Rationality of one’s decision to suicide must hence stem from a rational comparison of two different manners of living (see above, Mengzi) under the imponderable condition of a principal future openness. On this basis ﬁve conditions can be deﬁned as prerequisite of a rational decision: (a) an ability for causal and inferential reasoning, (b) a realistic (socially shared) worldview, (c) adequate information relevant for one’s decision, (d) dying that enables one to avoid future harms, and (e) dying that accords with one’s dearest and most fundamental interests (Battin 1994). While the ﬁrst three conditions might be impaired due to mental illnesses, although this need not be the case, the latter two conditions are proposing a fundamental interest of human beings to live a good life. The avoidance of future harms is, however, a personal assessment open for inﬂuence from internal (i.e., a pre-reﬂective negativistic selection of future prospects due to one being severely depressed; Schlimme 2013) and external coercion (i.e., facing unjustiﬁed harm from others; see above). Given that all four conditions are met, the last condition is the crucial one and calls for an authentic decision (i.e., called for by the Stoics; see above, Confucianism). The claim that suicide can be an authentic decision has frequently been argued by philosophers in modernity (Birnbacher 1990; Battin 1994). However, since retrospective reevaluations are impossible, every suicide remains at least minimally insecure regarding its authenticity.

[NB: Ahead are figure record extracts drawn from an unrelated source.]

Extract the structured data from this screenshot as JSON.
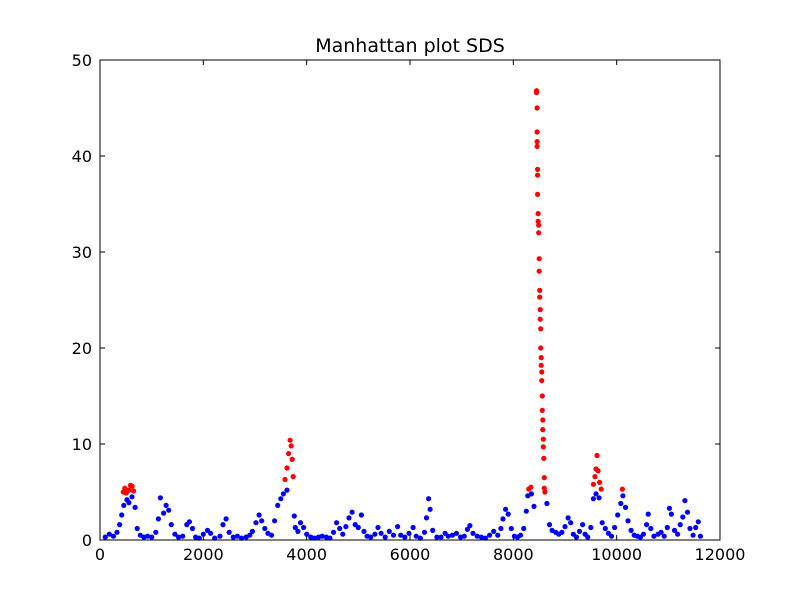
{
  "chart_data": {
    "type": "scatter",
    "title": "Manhattan plot SDS",
    "xlabel": "",
    "ylabel": "",
    "xlim": [
      0,
      12000
    ],
    "ylim": [
      0,
      50
    ],
    "xticks": [
      0,
      2000,
      4000,
      6000,
      8000,
      10000,
      12000
    ],
    "yticks": [
      0,
      10,
      20,
      30,
      40,
      50
    ],
    "grid": false,
    "legend": "none",
    "colors": {
      "significant": "#ff0000",
      "nonsignificant": "#0000ff"
    },
    "series": [
      {
        "color": "#0000ff",
        "points": [
          [
            100,
            0.3
          ],
          [
            180,
            0.6
          ],
          [
            260,
            0.4
          ],
          [
            330,
            0.8
          ],
          [
            380,
            1.6
          ],
          [
            420,
            2.6
          ],
          [
            460,
            3.6
          ],
          [
            520,
            4.2
          ],
          [
            560,
            3.9
          ],
          [
            620,
            4.5
          ],
          [
            680,
            3.4
          ],
          [
            720,
            1.2
          ],
          [
            780,
            0.5
          ],
          [
            850,
            0.3
          ],
          [
            920,
            0.4
          ],
          [
            1000,
            0.3
          ],
          [
            1080,
            0.8
          ],
          [
            1130,
            2.2
          ],
          [
            1170,
            4.4
          ],
          [
            1230,
            2.8
          ],
          [
            1280,
            3.6
          ],
          [
            1330,
            3.1
          ],
          [
            1380,
            1.6
          ],
          [
            1450,
            0.6
          ],
          [
            1520,
            0.3
          ],
          [
            1600,
            0.4
          ],
          [
            1680,
            1.6
          ],
          [
            1730,
            1.9
          ],
          [
            1790,
            1.2
          ],
          [
            1850,
            0.3
          ],
          [
            1920,
            0.2
          ],
          [
            2000,
            0.6
          ],
          [
            2080,
            1.0
          ],
          [
            2140,
            0.7
          ],
          [
            2220,
            0.2
          ],
          [
            2320,
            0.4
          ],
          [
            2380,
            1.6
          ],
          [
            2440,
            2.2
          ],
          [
            2500,
            0.8
          ],
          [
            2580,
            0.3
          ],
          [
            2660,
            0.4
          ],
          [
            2740,
            0.2
          ],
          [
            2830,
            0.3
          ],
          [
            2900,
            0.5
          ],
          [
            2950,
            0.9
          ],
          [
            3020,
            1.8
          ],
          [
            3080,
            2.6
          ],
          [
            3130,
            2.0
          ],
          [
            3190,
            1.2
          ],
          [
            3250,
            0.7
          ],
          [
            3320,
            0.5
          ],
          [
            3380,
            2.0
          ],
          [
            3440,
            3.6
          ],
          [
            3500,
            4.3
          ],
          [
            3550,
            4.8
          ],
          [
            3620,
            5.2
          ],
          [
            3760,
            2.5
          ],
          [
            3780,
            1.3
          ],
          [
            3830,
            0.9
          ],
          [
            3880,
            1.8
          ],
          [
            3940,
            1.3
          ],
          [
            4000,
            0.6
          ],
          [
            4080,
            0.3
          ],
          [
            4150,
            0.2
          ],
          [
            4230,
            0.3
          ],
          [
            4300,
            0.4
          ],
          [
            4380,
            0.3
          ],
          [
            4450,
            0.2
          ],
          [
            4520,
            0.8
          ],
          [
            4580,
            1.8
          ],
          [
            4640,
            1.2
          ],
          [
            4700,
            0.6
          ],
          [
            4760,
            1.4
          ],
          [
            4820,
            2.3
          ],
          [
            4880,
            2.9
          ],
          [
            4940,
            1.6
          ],
          [
            5000,
            1.3
          ],
          [
            5060,
            2.6
          ],
          [
            5110,
            0.9
          ],
          [
            5170,
            0.4
          ],
          [
            5240,
            0.3
          ],
          [
            5320,
            0.6
          ],
          [
            5380,
            1.3
          ],
          [
            5440,
            0.7
          ],
          [
            5520,
            0.3
          ],
          [
            5600,
            0.9
          ],
          [
            5680,
            0.5
          ],
          [
            5760,
            1.4
          ],
          [
            5820,
            0.5
          ],
          [
            5900,
            0.3
          ],
          [
            5980,
            0.7
          ],
          [
            6060,
            1.3
          ],
          [
            6120,
            0.4
          ],
          [
            6200,
            0.2
          ],
          [
            6280,
            0.8
          ],
          [
            6320,
            2.3
          ],
          [
            6360,
            4.3
          ],
          [
            6390,
            3.2
          ],
          [
            6440,
            1.0
          ],
          [
            6520,
            0.3
          ],
          [
            6600,
            0.3
          ],
          [
            6680,
            0.7
          ],
          [
            6740,
            0.4
          ],
          [
            6820,
            0.5
          ],
          [
            6900,
            0.7
          ],
          [
            6980,
            0.3
          ],
          [
            7050,
            0.4
          ],
          [
            7110,
            1.1
          ],
          [
            7160,
            1.5
          ],
          [
            7220,
            0.7
          ],
          [
            7300,
            0.4
          ],
          [
            7380,
            0.3
          ],
          [
            7460,
            0.2
          ],
          [
            7540,
            0.5
          ],
          [
            7620,
            0.9
          ],
          [
            7700,
            0.5
          ],
          [
            7760,
            1.2
          ],
          [
            7800,
            2.2
          ],
          [
            7850,
            3.2
          ],
          [
            7900,
            2.7
          ],
          [
            7960,
            1.2
          ],
          [
            8020,
            0.4
          ],
          [
            8080,
            0.3
          ],
          [
            8140,
            0.5
          ],
          [
            8200,
            1.2
          ],
          [
            8250,
            3.0
          ],
          [
            8280,
            4.6
          ],
          [
            8350,
            4.8
          ],
          [
            8400,
            3.5
          ],
          [
            8650,
            3.8
          ],
          [
            8700,
            1.6
          ],
          [
            8750,
            1.0
          ],
          [
            8820,
            0.8
          ],
          [
            8880,
            0.6
          ],
          [
            8940,
            0.8
          ],
          [
            9000,
            1.4
          ],
          [
            9060,
            2.3
          ],
          [
            9110,
            1.8
          ],
          [
            9160,
            0.6
          ],
          [
            9220,
            0.3
          ],
          [
            9280,
            0.9
          ],
          [
            9340,
            1.6
          ],
          [
            9390,
            0.6
          ],
          [
            9440,
            0.3
          ],
          [
            9500,
            1.3
          ],
          [
            9550,
            4.3
          ],
          [
            9600,
            4.8
          ],
          [
            9660,
            4.4
          ],
          [
            9720,
            1.8
          ],
          [
            9780,
            1.2
          ],
          [
            9840,
            0.7
          ],
          [
            9900,
            0.4
          ],
          [
            9960,
            1.3
          ],
          [
            10020,
            2.6
          ],
          [
            10080,
            3.8
          ],
          [
            10120,
            4.6
          ],
          [
            10170,
            3.4
          ],
          [
            10220,
            2.0
          ],
          [
            10280,
            1.0
          ],
          [
            10340,
            0.5
          ],
          [
            10400,
            0.4
          ],
          [
            10460,
            0.3
          ],
          [
            10520,
            0.6
          ],
          [
            10580,
            1.6
          ],
          [
            10610,
            2.7
          ],
          [
            10660,
            1.2
          ],
          [
            10720,
            0.4
          ],
          [
            10800,
            0.6
          ],
          [
            10860,
            0.8
          ],
          [
            10920,
            0.4
          ],
          [
            10980,
            1.3
          ],
          [
            11020,
            3.3
          ],
          [
            11060,
            2.7
          ],
          [
            11120,
            1.0
          ],
          [
            11180,
            0.6
          ],
          [
            11230,
            1.6
          ],
          [
            11280,
            2.4
          ],
          [
            11320,
            4.1
          ],
          [
            11370,
            2.9
          ],
          [
            11420,
            1.2
          ],
          [
            11480,
            0.5
          ],
          [
            11530,
            1.3
          ],
          [
            11580,
            1.9
          ],
          [
            11620,
            0.4
          ]
        ]
      },
      {
        "color": "#ff0000",
        "points": [
          [
            450,
            5.0
          ],
          [
            480,
            5.4
          ],
          [
            510,
            4.9
          ],
          [
            560,
            5.2
          ],
          [
            590,
            5.7
          ],
          [
            620,
            5.6
          ],
          [
            650,
            5.1
          ],
          [
            3580,
            6.3
          ],
          [
            3620,
            7.5
          ],
          [
            3650,
            9.0
          ],
          [
            3680,
            10.4
          ],
          [
            3700,
            9.8
          ],
          [
            3720,
            8.4
          ],
          [
            3740,
            6.6
          ],
          [
            8300,
            5.3
          ],
          [
            8340,
            5.5
          ],
          [
            8450,
            46.8
          ],
          [
            8450,
            46.6
          ],
          [
            8460,
            45.0
          ],
          [
            8460,
            42.5
          ],
          [
            8460,
            41.5
          ],
          [
            8460,
            41.0
          ],
          [
            8470,
            38.6
          ],
          [
            8470,
            38.0
          ],
          [
            8470,
            36.0
          ],
          [
            8480,
            34.0
          ],
          [
            8480,
            33.2
          ],
          [
            8490,
            32.8
          ],
          [
            8490,
            32.0
          ],
          [
            8500,
            29.3
          ],
          [
            8500,
            28.0
          ],
          [
            8510,
            26.0
          ],
          [
            8510,
            25.3
          ],
          [
            8520,
            24.0
          ],
          [
            8520,
            23.0
          ],
          [
            8530,
            22.0
          ],
          [
            8530,
            20.0
          ],
          [
            8540,
            19.0
          ],
          [
            8540,
            18.2
          ],
          [
            8550,
            17.5
          ],
          [
            8550,
            16.6
          ],
          [
            8560,
            15.0
          ],
          [
            8560,
            13.5
          ],
          [
            8570,
            12.5
          ],
          [
            8570,
            11.5
          ],
          [
            8580,
            10.5
          ],
          [
            8580,
            9.7
          ],
          [
            8590,
            8.5
          ],
          [
            8600,
            6.5
          ],
          [
            8600,
            5.4
          ],
          [
            8610,
            5.0
          ],
          [
            9550,
            5.8
          ],
          [
            9580,
            6.6
          ],
          [
            9600,
            7.4
          ],
          [
            9620,
            8.8
          ],
          [
            9640,
            7.2
          ],
          [
            9670,
            6.0
          ],
          [
            9700,
            5.3
          ],
          [
            10110,
            5.3
          ]
        ]
      }
    ]
  }
}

The moral evaluation of suicide is often problematic since different arguments, drawing on the moral principles of autonomy and welfare, must be weighed against each other. Impairments of this evaluation process, as can be given by mental illness (“inner coercion”) and by external coercion (basically calling the classiﬁcation of the behavior as suicide into question), may qualify the suicide decision as irrational. Such a nonrational suicide can expect to be prevented according to social arguments drawing on the moral principle of welfare with or without external restraint (strong versus weak paternalism). A fully rational suicide is principally impossible (justiﬁed belief is neither possible regarding one’s future nor regarding one’s condition after this life). Nonetheless, an authentic suicide displaying a rational justiﬁcation (as rational as possible) can be given. Such a suicide can expect noninterference (strong paternalism) or even assistance (weak paternalism). However, since the arguments and values involved in the evaluation process are chieﬂy depending on the involved persons’ assessments and dearest interests, the evaluation of a single suicide is individual and cultureand community-dependent. Hence evaluations can face a moral dilemma, implying that a “right” solution might not be found or not be agreed on in the relevant community.